De novo design of NIR-II thioxanthene dye and phosphate-driven charge transfer-coupled J-aggregates for high resolution tumor angiography and type I phototherapy against hypoxic tumors

Abstract

Regulating the photophysical properties of NIR-II dyes via atomic engineering to inhibit type II reactive oxygen species (ROS, ¹O₂) generation and only generate type I ROS (O₂˙⁻ and ˙OH), and modulating dye aggregation for fabricating charge transfer (CT)-coupled J-aggregates (J_CT-aggregates) to amplify O₂˙⁻ and ˙OH yield remain major challenges with rare reports.
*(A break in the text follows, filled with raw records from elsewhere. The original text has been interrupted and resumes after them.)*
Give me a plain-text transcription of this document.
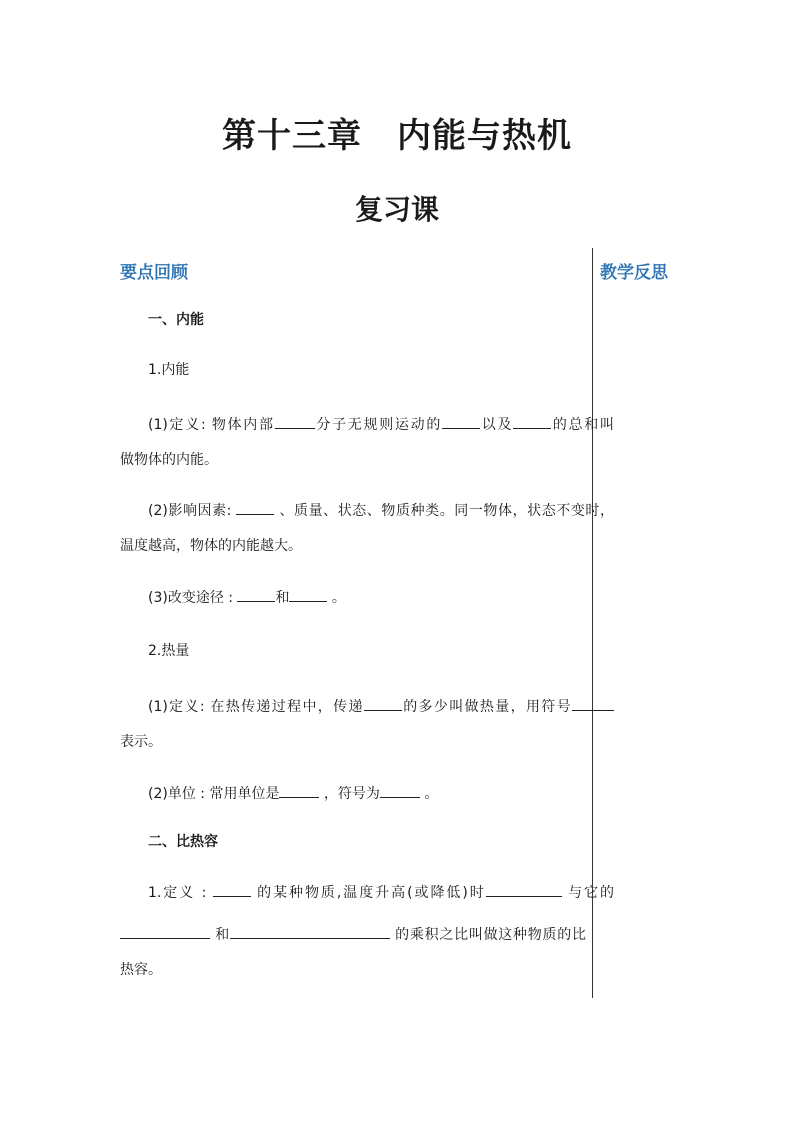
第十三章　内能与热机
复习课
教学反思
要点回顾
一、内能
1.内能
(1)定义: 物体内部	分子无规则运动的	以及	的总和叫
做物体的内能。
(2)影响因素:	、质量、状态、物质种类。同一物体，状态不变时，
温度越高，物体的内能越大。
(3)改变途径 :	和	。
2.热量
(1)定义: 在热传递过程中，传递	的多少叫做热量，用符号
表示。
(2)单位 : 常用单位是	，符号为	。
二、比热容
1.定义 :	的某种物质,温度升高(或降低)时	与它的
和	的乘积之比叫做这种物质的比
热容。
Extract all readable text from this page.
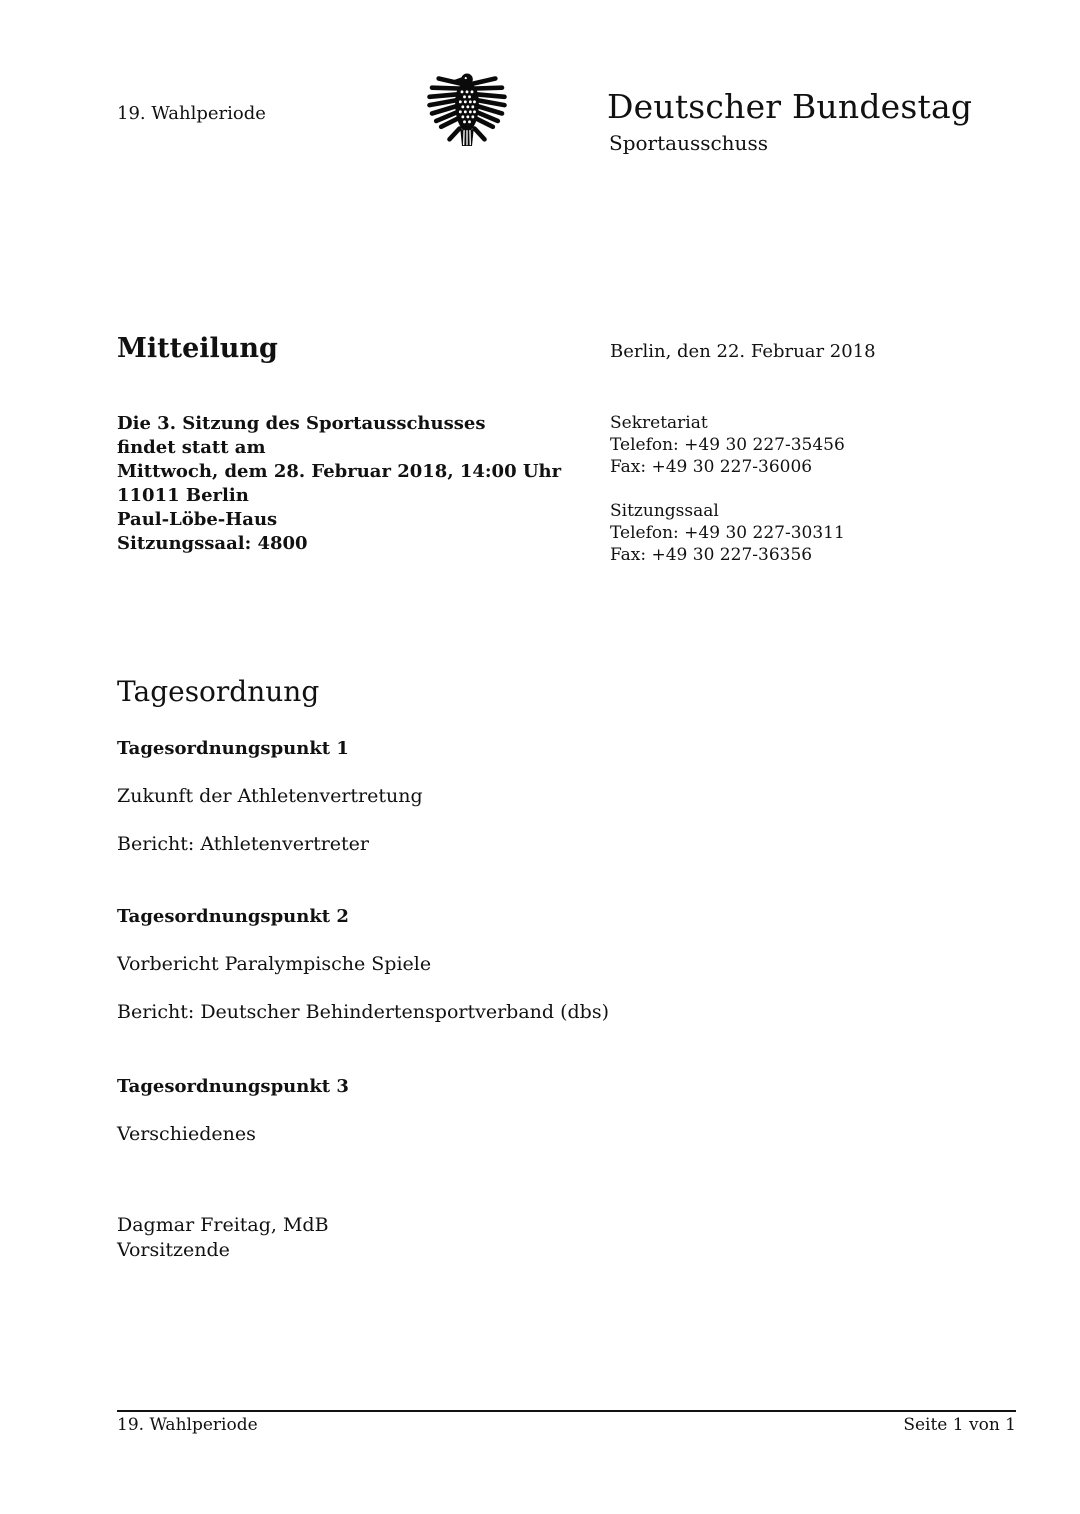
19. Wahlperiode	Deutscher Bundestag
Sportausschuss
Mitteilung	Berlin, den 22. Februar 2018
Die 3. Sitzung des Sportausschusses
findet statt am
Mittwoch, dem 28. Februar 2018, 14:00 Uhr
11011 Berlin
Paul-Löbe-Haus
Sitzungssaal: 4800
Sekretariat
Telefon: +49 30 227-35456
Fax: +49 30 227-36006
Sitzungssaal
Telefon: +49 30 227-30311
Fax: +49 30 227-36356
Tagesordnung
Tagesordnungspunkt 1
Zukunft der Athletenvertretung
Bericht: Athletenvertreter
Tagesordnungspunkt 2
Vorbericht Paralympische Spiele
Bericht: Deutscher Behindertensportverband (dbs)
Tagesordnungspunkt 3
Verschiedenes
Dagmar Freitag, MdB
Vorsitzende
19. Wahlperiode	Seite 1 von 1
Herein, we de novo designed a NIR-II thioxanthene dye SOH. The heavy atom effect of sulfur and the twisted conjugated skeleton strengthened spin–orbit coupling (SOC) by 9.3-fold and intersystem crossing (ISC) efficiency by 86.5-fold and reduced the lowest triplet excited state (T₁) energy level to 0.959 eV, completely inhibiting ¹O₂ generation while only initiating O₂˙⁻ and ˙OH production, with a photothermal conversion efficiency (PCE) of 42.3%. Furthermore, electrostatic interactions between phosphates (HPO₄²⁻) and the positively charged skeleton of SOH drove the formation of J_CT-aggregates (P-SOH NPs), leading to a prominent redshift (beyond 350 nm) of absorption/emission to 1120/1134 nm, 36.1-fold fluorescence enhancement, 59.0-fold increased type I ROS yield, and PCE elevated to 51.1%. P-SOH NPs achieved NIR-II high-resolution tumor angiography (fluorescence resolution: 0.34 mm, signal-to-background ratio (SBR) = 4.56; photoacoustic resolution: 0.11 mm, SBR = 17.2). The type I phototherapy of P-SOH NPs maintained high tumor cell killing efficiency even in hypoxia, achieving complete tumor ablation.